The sculpture yard will be located on the north side of the Warren M. Lee Center for the Fine Arts building. This project is the third phase of the College of Fine Arts renovation, which also includes a $3.1 million renovation of Wayne S. Knutson Theatre and Colton Recital Hall.
The new space will feature an outdoor foundry for iron pouring, wood carving and other sculpture processes that are best suitable for outside work.
“The new sculpture yard is a significant step in the ongoing improvement of the college facilities, and it will benefit every single art student,” said Bruce Kelley, Ph.D., College of Fine Arts dean. “It will expand our students’ educational opportunities and enhance their artistic experiences.
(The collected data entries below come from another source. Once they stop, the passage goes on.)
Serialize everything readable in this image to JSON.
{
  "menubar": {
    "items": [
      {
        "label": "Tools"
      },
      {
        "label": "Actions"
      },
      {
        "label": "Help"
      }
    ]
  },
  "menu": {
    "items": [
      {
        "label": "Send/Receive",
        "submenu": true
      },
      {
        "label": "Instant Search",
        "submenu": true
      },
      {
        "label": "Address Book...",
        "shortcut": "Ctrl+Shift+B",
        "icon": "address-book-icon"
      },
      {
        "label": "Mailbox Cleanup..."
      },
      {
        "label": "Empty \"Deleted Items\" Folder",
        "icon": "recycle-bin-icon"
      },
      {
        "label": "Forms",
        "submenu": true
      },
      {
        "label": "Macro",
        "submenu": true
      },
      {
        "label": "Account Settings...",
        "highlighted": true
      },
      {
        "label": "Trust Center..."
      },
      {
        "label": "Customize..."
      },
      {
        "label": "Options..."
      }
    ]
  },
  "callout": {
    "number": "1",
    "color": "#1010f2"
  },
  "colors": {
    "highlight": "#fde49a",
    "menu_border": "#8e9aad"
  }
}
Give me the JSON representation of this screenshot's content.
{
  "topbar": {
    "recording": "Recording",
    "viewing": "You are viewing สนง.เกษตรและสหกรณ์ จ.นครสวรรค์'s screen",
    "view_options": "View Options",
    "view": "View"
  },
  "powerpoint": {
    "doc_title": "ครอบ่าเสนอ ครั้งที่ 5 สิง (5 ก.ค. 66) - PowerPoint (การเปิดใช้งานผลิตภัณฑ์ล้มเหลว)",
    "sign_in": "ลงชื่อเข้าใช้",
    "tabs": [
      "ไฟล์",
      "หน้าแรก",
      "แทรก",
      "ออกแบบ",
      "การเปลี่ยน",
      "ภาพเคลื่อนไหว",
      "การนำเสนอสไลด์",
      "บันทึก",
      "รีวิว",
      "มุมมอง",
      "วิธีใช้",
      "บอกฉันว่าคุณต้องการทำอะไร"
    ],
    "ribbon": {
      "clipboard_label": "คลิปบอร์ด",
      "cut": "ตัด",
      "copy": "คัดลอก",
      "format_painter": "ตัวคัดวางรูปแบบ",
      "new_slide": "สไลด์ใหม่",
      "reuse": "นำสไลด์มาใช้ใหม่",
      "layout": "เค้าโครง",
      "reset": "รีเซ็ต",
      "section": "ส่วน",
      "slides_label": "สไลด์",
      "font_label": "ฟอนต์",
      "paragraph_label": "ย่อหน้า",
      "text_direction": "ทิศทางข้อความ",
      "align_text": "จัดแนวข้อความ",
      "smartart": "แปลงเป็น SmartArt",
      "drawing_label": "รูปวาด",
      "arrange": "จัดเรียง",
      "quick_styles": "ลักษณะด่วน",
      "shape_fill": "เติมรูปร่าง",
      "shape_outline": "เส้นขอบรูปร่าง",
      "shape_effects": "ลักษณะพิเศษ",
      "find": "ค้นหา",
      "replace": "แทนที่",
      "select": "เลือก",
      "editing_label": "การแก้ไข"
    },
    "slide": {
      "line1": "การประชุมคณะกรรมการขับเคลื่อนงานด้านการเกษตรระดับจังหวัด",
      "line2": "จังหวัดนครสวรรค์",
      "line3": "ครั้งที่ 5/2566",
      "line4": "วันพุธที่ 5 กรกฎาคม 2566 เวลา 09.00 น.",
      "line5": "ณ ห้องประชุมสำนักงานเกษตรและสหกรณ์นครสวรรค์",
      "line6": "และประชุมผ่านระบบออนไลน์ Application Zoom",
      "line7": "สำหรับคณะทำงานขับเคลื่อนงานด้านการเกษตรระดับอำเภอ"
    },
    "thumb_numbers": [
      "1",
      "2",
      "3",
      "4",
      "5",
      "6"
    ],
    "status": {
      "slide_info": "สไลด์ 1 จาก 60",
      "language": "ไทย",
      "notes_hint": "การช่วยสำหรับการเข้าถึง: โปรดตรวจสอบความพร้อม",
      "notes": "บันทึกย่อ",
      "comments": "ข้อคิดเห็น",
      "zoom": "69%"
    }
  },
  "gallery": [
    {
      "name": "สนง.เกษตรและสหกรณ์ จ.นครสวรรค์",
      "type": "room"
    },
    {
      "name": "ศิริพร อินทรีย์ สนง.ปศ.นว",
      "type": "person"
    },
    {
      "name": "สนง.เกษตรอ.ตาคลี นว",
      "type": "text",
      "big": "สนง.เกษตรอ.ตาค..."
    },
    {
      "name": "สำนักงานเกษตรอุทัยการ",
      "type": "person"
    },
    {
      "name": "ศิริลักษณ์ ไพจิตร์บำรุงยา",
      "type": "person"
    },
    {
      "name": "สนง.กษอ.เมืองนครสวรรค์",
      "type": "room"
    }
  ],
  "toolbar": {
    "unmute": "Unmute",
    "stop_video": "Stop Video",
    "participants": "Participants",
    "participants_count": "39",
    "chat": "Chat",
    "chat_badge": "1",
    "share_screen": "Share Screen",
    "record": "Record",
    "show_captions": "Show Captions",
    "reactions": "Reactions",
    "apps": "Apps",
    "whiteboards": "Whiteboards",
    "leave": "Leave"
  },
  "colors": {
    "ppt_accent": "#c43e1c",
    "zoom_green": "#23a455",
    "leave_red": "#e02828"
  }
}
This sculpture yard proves once again that the USD College of Fine Arts is one-of-a-kind in the state of South Dakota.”
Cory Knedler, MFA, chair and professor in the art department, said that iron pouring has become a popular form of creating art across the nation.
“Having a location to produce iron sculptures on the USD campus will put the university on the map,” said Knedler. “Many universities around the region do not have access to cast iron facilities, and USD will lead the region with iron expertise and provide experiential demonstrations not available at other locations around the region.”
In the fall of 2021, USD is scheduled to host the Western Cast Iron Art Conference (WCIAA) that will bring educators, students and enthusiasts from the region together.
“The conference is conceived to educate and celebrate while facilitating and inspiring art lovers to gain a better understanding and appreciation of cast iron as a sculpture medium,” said Christopher Meyer, MFA, an associate professor of sculpture in Department of Art. “It allows a symposium of focused discussion on equipment design, mold building and the endless connected experiences that are shared when practitioners convene. Casting iron has grown in popularity as the community has built up around the newfound custom designed furnaces pioneered since the 1950s. WCIAA seeks to link and celebrate the art and technology of casting iron.”
“We are looking forward to hosting the WCIAA conference next fall,” Kelley said. “It is just one of the many exciting opportunities that these new facilities will provide for the students and faculty of the College of Fine Arts.”